The Diary of Anne Frank
The Diary of Anne Frank
directed by Judith Dresch
review by Janice Riese, Los Altos Town Crier
at the Manhattan Playhouse, East Palo Alto, CA
through December 1992
Manhattan Playhouse in Palo Alto is presenting "The Diary of Anne Frank," the moving story of a Jewish family forced into hiding in Amsterdam during the Nazi occupation. The time frame is from July 1942 through August 1944 with updated scenes in November 1945 opening and closing the play.
Playwrights Frances Goodrich and Albert Hackett have adapted the diary left by Frank into a two-act play that became a Broadway hit in the 1950's.
Director Judith Dresch has transformed the theater into an upstairs loft over Mr. Frank's Herb and Spice store. Here, the four Franks (Father, Mother, Margot and Anne), the Van Daans and their son Peter and a Jewish dentist, Mr. Dussel, are to spend the next two years, crowded together, constantly in fear and with never enough food.

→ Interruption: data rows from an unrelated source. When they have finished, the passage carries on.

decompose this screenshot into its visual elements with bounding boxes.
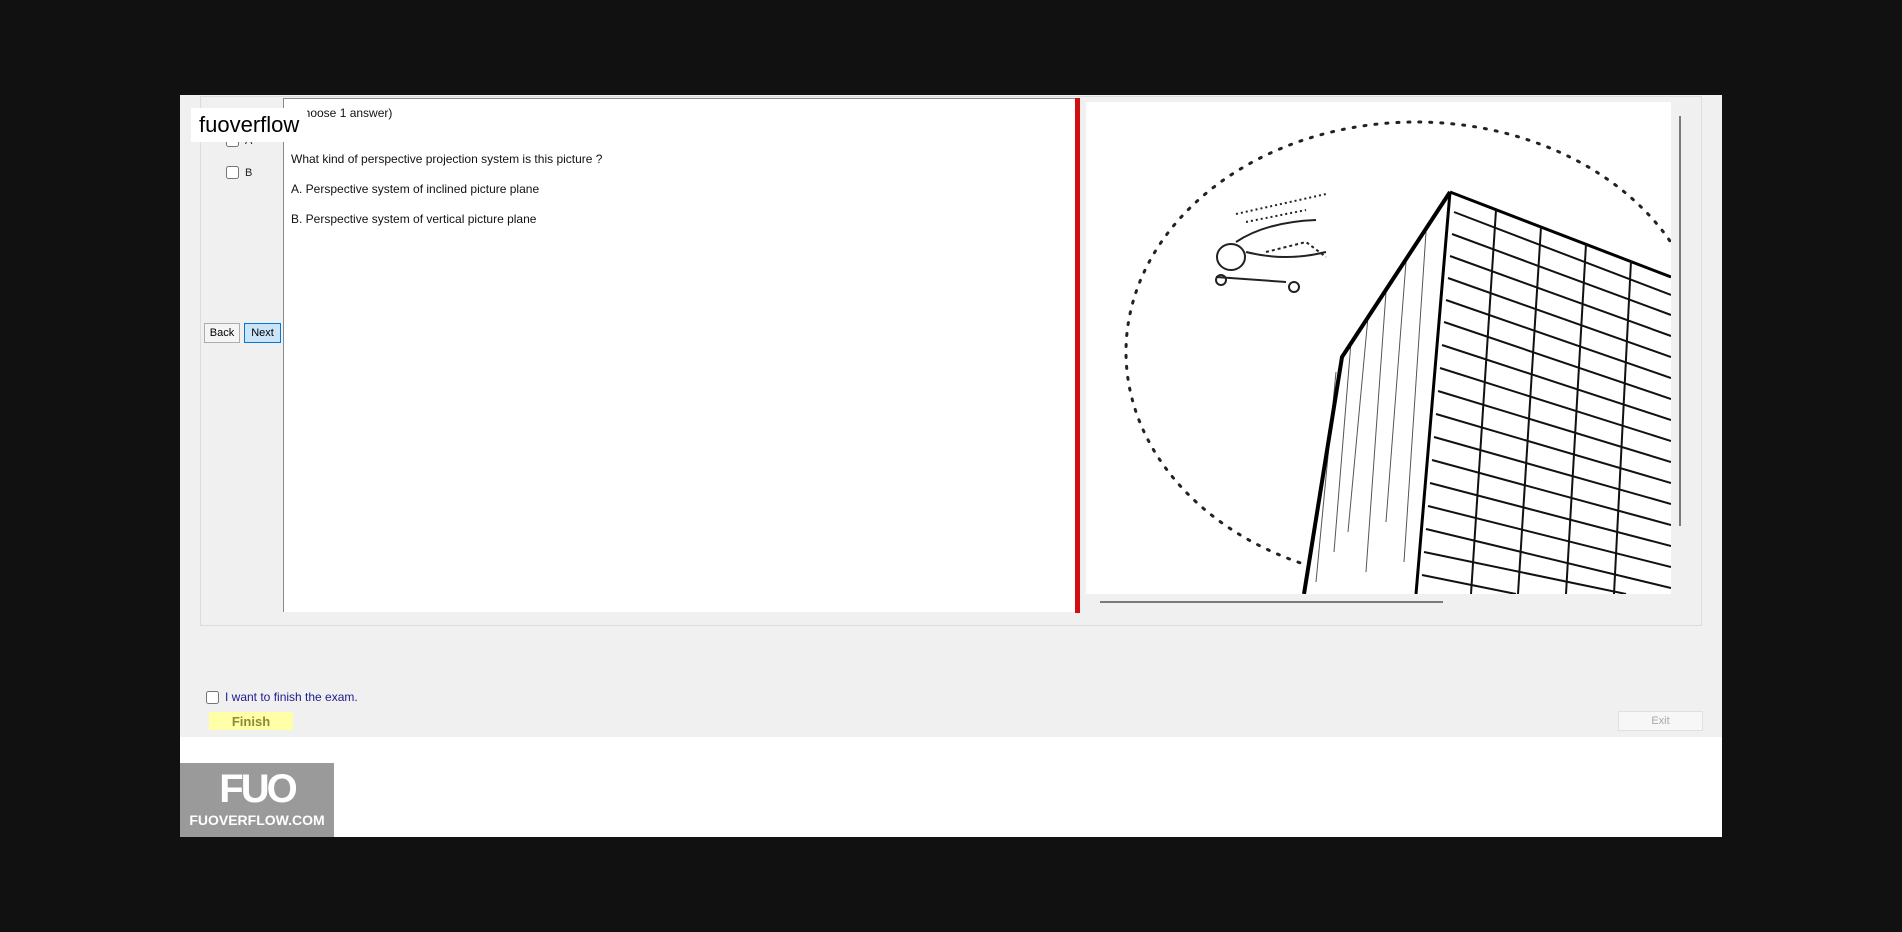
skyscraper-drawing-icon [1124,120,1671,594]
option-a-text: A. Perspective system of inclined pictur… [291,182,540,196]
splitter[interactable] [1075,98,1080,613]
logo-site: FUOVERFLOW.COM [189,812,325,828]
finish-exam-label: I want to finish the exam. [225,690,358,704]
question-text: What kind of perspective projection syst… [291,152,603,166]
footer-area [180,737,1722,837]
answer-b-option[interactable]: B [226,166,252,179]
watermark: fuoverflow [191,108,308,142]
answer-b-label: B [245,166,253,179]
question-pane: (Choose 1 answer) What kind of perspecti… [283,98,1075,612]
logo-mark: FUO [219,767,297,811]
finish-exam-option[interactable]: I want to finish the exam. [206,690,358,704]
vertical-scrollbar[interactable] [1679,116,1681,526]
horizontal-scrollbar[interactable] [1100,601,1443,603]
fuoverflow-logo: FUO FUOVERFLOW.COM [180,763,334,837]
option-b-text: B. Perspective system of vertical pictur… [291,212,537,226]
answer-b-checkbox[interactable] [226,166,239,179]
back-button[interactable]: Back [204,323,240,343]
finish-exam-checkbox[interactable] [206,690,219,704]
next-button[interactable]: Next [244,323,281,343]
exit-button[interactable]: Exit [1618,711,1703,731]
finish-button[interactable]: Finish [209,712,293,730]
question-image [1086,102,1671,594]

Two Dutch people, Miep Gies (Anita Khalat Bari) and Mr. Kraler (Mark Solomon), are their messengers from the outside world, placing themselves in grave danger if they should ever be caught harboring Jews.

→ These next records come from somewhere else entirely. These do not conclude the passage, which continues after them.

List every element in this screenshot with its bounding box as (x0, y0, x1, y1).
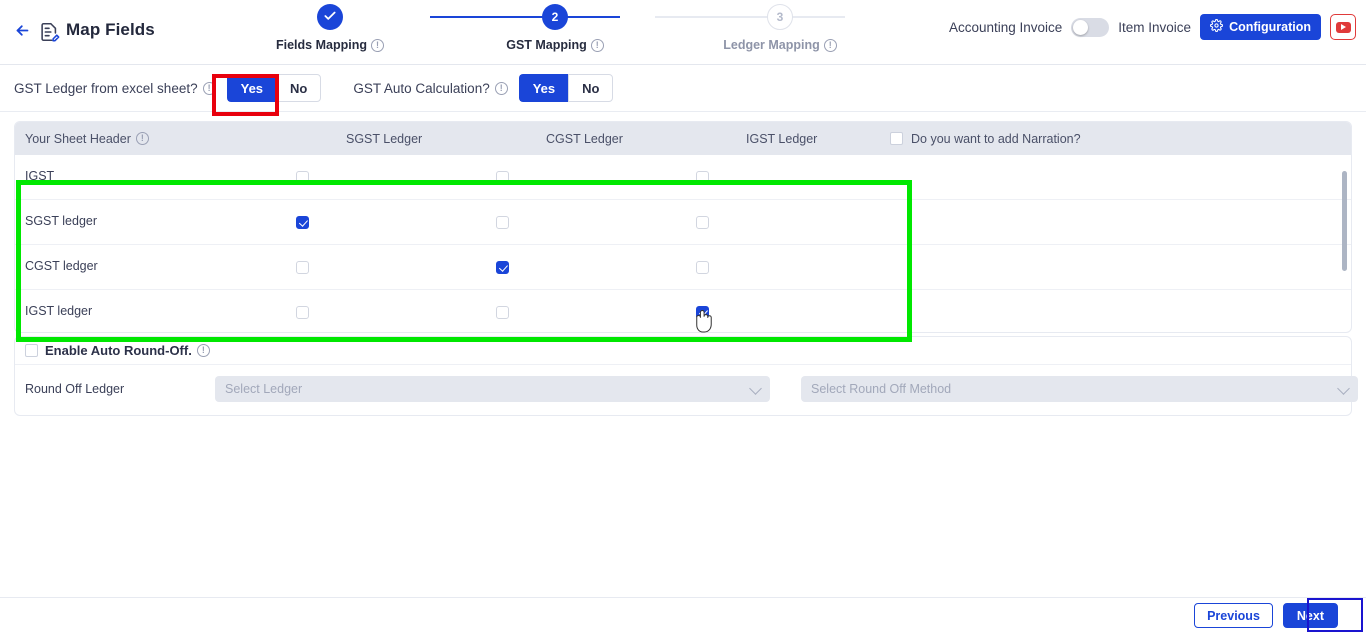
row-3-igst-checkbox[interactable] (696, 306, 709, 319)
youtube-help-button[interactable] (1330, 14, 1356, 40)
gear-icon (1210, 19, 1224, 35)
gst-auto-toggle-group: Yes No (518, 74, 614, 102)
step-1-label-wrap: Fields Mapping ! (230, 38, 430, 52)
round-off-method-select[interactable]: Select Round Off Method (801, 376, 1358, 402)
round-off-body: Round Off Ledger Select Ledger Select Ro… (15, 365, 1358, 415)
accounting-invoice-label: Accounting Invoice (948, 19, 1063, 35)
column-igst-ledger: IGST Ledger (746, 131, 818, 146)
info-icon[interactable]: ! (494, 81, 508, 95)
table-row: IGST (15, 155, 1351, 200)
table-scrollbar[interactable] (1342, 171, 1347, 271)
round-off-header: Enable Auto Round-Off. ! (15, 337, 1351, 365)
step-1-label: Fields Mapping (276, 38, 367, 52)
row-2-igst-checkbox[interactable] (696, 261, 709, 274)
step-gst-mapping[interactable]: 2 GST Mapping ! (455, 4, 655, 52)
stepper-line-1 (430, 16, 620, 18)
configuration-label: Configuration (1229, 20, 1311, 34)
row-2-cgst-checkbox[interactable] (496, 261, 509, 274)
page-title: Map Fields (66, 20, 155, 39)
top-bar: Map Fields Fields Mapping ! 2 GST Mappin… (0, 0, 1366, 65)
row-label: IGST ledger (25, 304, 93, 318)
round-off-ledger-label: Round Off Ledger (25, 382, 125, 396)
step-1-circle (317, 4, 343, 30)
row-0-igst-checkbox[interactable] (696, 171, 709, 184)
footer-bar: Previous Next (0, 597, 1366, 633)
table-row: CGST ledger (15, 245, 1351, 290)
table-body: IGST SGST ledger CGST ledger IGST ledger (15, 155, 1351, 332)
check-icon (323, 9, 337, 26)
info-icon[interactable]: ! (196, 344, 210, 357)
step-2-circle: 2 (542, 4, 568, 30)
table-row: IGST ledger (15, 290, 1351, 332)
row-2-sgst-checkbox[interactable] (296, 261, 309, 274)
item-invoice-label: Item Invoice (1118, 19, 1192, 35)
round-off-method-placeholder: Select Round Off Method (811, 382, 952, 396)
gst-ledger-question-wrap: GST Ledger from excel sheet? ! (14, 81, 216, 96)
document-edit-icon (38, 21, 60, 43)
round-off-ledger-placeholder: Select Ledger (225, 382, 303, 396)
previous-button[interactable]: Previous (1194, 603, 1273, 628)
round-off-ledger-select[interactable]: Select Ledger (215, 376, 770, 402)
column-label: Your Sheet Header (25, 131, 131, 146)
next-button[interactable]: Next (1282, 603, 1338, 628)
info-icon[interactable]: ! (135, 132, 149, 145)
row-1-cgst-checkbox[interactable] (496, 216, 509, 229)
enable-auto-round-off-checkbox[interactable] (25, 344, 38, 357)
stepper: Fields Mapping ! 2 GST Mapping ! 3 Ledge… (270, 4, 870, 64)
row-3-sgst-checkbox[interactable] (296, 306, 309, 319)
step-3-circle: 3 (767, 4, 793, 30)
table-header-row: Your Sheet Header ! SGST Ledger CGST Led… (15, 122, 1351, 155)
round-off-section: Enable Auto Round-Off. ! Round Off Ledge… (14, 336, 1358, 416)
info-icon[interactable]: ! (370, 38, 384, 52)
gst-auto-yes-button[interactable]: Yes (518, 74, 569, 102)
step-2-label-wrap: GST Mapping ! (455, 38, 655, 52)
enable-auto-round-off-label-wrap: Enable Auto Round-Off. ! (45, 343, 210, 358)
gst-ledger-question: GST Ledger from excel sheet? (14, 80, 198, 96)
step-3-label: Ledger Mapping (723, 38, 820, 52)
gst-auto-question-wrap: GST Auto Calculation? ! (353, 80, 508, 96)
gst-ledger-toggle-group: Yes No (226, 74, 322, 102)
gst-mapping-table: Your Sheet Header ! SGST Ledger CGST Led… (14, 121, 1352, 333)
row-label: CGST ledger (25, 259, 98, 273)
toggle-knob (1073, 19, 1089, 35)
table-row: SGST ledger (15, 200, 1351, 245)
stepper-line-2 (655, 16, 845, 18)
column-your-sheet-header: Your Sheet Header ! (25, 132, 149, 146)
top-right-controls: Accounting Invoice Item Invoice Configur… (949, 14, 1356, 40)
column-cgst-ledger: CGST Ledger (546, 131, 623, 146)
back-button[interactable] (8, 19, 36, 47)
step-ledger-mapping[interactable]: 3 Ledger Mapping ! (680, 4, 880, 52)
chevron-down-icon (1337, 382, 1350, 395)
configuration-button[interactable]: Configuration (1200, 14, 1321, 40)
step-2-label: GST Mapping (506, 38, 587, 52)
narration-checkbox[interactable] (890, 132, 903, 145)
row-1-igst-checkbox[interactable] (696, 216, 709, 229)
row-1-sgst-checkbox[interactable] (296, 216, 309, 229)
options-row: GST Ledger from excel sheet? ! Yes No GS… (0, 65, 1366, 112)
row-label: IGST (25, 169, 55, 183)
gst-ledger-no-button[interactable]: No (276, 74, 322, 102)
info-icon[interactable]: ! (823, 38, 837, 52)
info-icon[interactable]: ! (590, 38, 604, 52)
step-3-label-wrap: Ledger Mapping ! (680, 38, 880, 52)
narration-label: Do you want to add Narration? (911, 131, 1081, 146)
youtube-icon (1335, 21, 1351, 33)
row-3-cgst-checkbox[interactable] (496, 306, 509, 319)
arrow-left-icon (14, 22, 31, 44)
row-label: SGST ledger (25, 214, 98, 228)
row-0-sgst-checkbox[interactable] (296, 171, 309, 184)
gst-auto-question: GST Auto Calculation? (353, 80, 490, 96)
gst-ledger-yes-button[interactable]: Yes (226, 74, 277, 102)
gst-auto-no-button[interactable]: No (568, 74, 614, 102)
chevron-down-icon (749, 382, 762, 395)
enable-auto-round-off-label: Enable Auto Round-Off. (45, 343, 192, 358)
step-fields-mapping[interactable]: Fields Mapping ! (230, 4, 430, 52)
info-icon[interactable]: ! (202, 81, 216, 95)
invoice-type-toggle[interactable] (1071, 17, 1110, 37)
column-sgst-ledger: SGST Ledger (346, 131, 423, 146)
row-0-cgst-checkbox[interactable] (496, 171, 509, 184)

The pivotal role is, of course, that of Anne, 15 when we first meet her and 17 when she is forced from the safety of the attic by the Nazi soldiers. She writes in her diary every day, and her reading of what she writes carries the action along.

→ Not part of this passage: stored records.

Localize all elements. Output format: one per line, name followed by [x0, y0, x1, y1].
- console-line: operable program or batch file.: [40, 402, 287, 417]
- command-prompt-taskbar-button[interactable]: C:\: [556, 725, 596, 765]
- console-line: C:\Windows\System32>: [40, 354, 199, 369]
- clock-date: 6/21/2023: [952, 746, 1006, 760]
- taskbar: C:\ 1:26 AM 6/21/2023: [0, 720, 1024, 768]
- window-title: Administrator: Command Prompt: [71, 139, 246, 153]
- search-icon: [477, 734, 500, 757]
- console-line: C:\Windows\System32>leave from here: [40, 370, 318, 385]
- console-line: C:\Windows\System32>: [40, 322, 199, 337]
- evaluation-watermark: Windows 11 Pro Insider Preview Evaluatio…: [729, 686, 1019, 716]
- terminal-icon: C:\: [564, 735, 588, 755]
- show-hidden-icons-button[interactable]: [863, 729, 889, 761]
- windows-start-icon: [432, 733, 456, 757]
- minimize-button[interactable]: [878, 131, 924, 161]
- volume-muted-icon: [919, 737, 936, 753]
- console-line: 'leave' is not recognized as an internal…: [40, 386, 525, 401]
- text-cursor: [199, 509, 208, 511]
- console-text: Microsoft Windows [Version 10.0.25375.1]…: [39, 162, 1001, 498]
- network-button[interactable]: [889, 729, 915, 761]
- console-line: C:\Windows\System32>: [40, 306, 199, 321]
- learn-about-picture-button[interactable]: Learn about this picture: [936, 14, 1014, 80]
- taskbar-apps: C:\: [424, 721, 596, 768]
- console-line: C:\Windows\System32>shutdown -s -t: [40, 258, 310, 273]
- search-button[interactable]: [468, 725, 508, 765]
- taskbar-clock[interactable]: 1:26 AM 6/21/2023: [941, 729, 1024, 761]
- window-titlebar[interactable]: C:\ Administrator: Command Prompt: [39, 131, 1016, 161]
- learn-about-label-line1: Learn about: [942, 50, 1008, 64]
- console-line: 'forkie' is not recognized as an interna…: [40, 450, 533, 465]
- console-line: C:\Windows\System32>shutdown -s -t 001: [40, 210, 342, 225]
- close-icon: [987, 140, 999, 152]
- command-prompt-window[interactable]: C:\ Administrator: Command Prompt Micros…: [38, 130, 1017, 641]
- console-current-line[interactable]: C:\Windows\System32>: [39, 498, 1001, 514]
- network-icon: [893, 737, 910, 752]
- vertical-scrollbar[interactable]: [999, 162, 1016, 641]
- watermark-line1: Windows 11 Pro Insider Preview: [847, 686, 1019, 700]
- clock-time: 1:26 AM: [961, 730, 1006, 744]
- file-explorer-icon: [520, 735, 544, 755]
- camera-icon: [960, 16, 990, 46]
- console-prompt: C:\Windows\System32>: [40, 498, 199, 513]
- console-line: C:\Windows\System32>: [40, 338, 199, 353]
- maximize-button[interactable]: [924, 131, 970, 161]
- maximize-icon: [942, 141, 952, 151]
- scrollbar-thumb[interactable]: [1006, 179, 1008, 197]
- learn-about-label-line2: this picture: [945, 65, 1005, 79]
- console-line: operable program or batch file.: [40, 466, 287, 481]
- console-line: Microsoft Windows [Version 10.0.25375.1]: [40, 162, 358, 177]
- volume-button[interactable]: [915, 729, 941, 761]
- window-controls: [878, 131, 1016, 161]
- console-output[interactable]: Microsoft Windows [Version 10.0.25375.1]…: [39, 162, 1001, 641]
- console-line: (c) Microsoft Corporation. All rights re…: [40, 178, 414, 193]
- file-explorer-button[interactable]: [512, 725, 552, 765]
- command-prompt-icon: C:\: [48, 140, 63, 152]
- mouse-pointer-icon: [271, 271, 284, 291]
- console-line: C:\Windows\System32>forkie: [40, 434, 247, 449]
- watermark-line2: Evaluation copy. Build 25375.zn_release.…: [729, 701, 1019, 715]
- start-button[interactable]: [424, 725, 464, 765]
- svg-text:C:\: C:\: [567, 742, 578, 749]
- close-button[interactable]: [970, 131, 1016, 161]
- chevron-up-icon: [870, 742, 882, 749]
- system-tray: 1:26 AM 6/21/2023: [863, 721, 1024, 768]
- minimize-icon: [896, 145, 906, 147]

Natalie Skelton is extremely good as Anne, changing from the outspoken, noisy, not too likable child (she was called "quack-quack" in school) to a quieter, more understanding and quite grown-up young lady. Her diction is excellent, her delivery clear and precise. It is Anne who never gives up hope and keeps the rest going in spite of hardship.
Mr. Frank, warm and sensible, is excellently portrayed by Jack Weissman. Annette Boyenga is the sympathetic wife and mother who loves her family (but does not understand Anne, according to Anne). The role of Margot, the quiet one, always doing what her mother tells her, is well-handled by Amber Land.
William F. Morrison is a loud and thoroughly unlikable Mr. Van Daan; Joanne Eagle is good as the vain but frightened Mrs. Van Daan, Ryan Noto's Peter is sullen and withdrawn at first, but he, too, changes with the months, learning to understand and love Anne and to accept himself as a worthy person.
Dresch has done a sensitive job of directing (she is also general "overseer" of the whole production). This is not an easy play to watch as it brings back the horrors of the holocaust, a time of terror and suffering.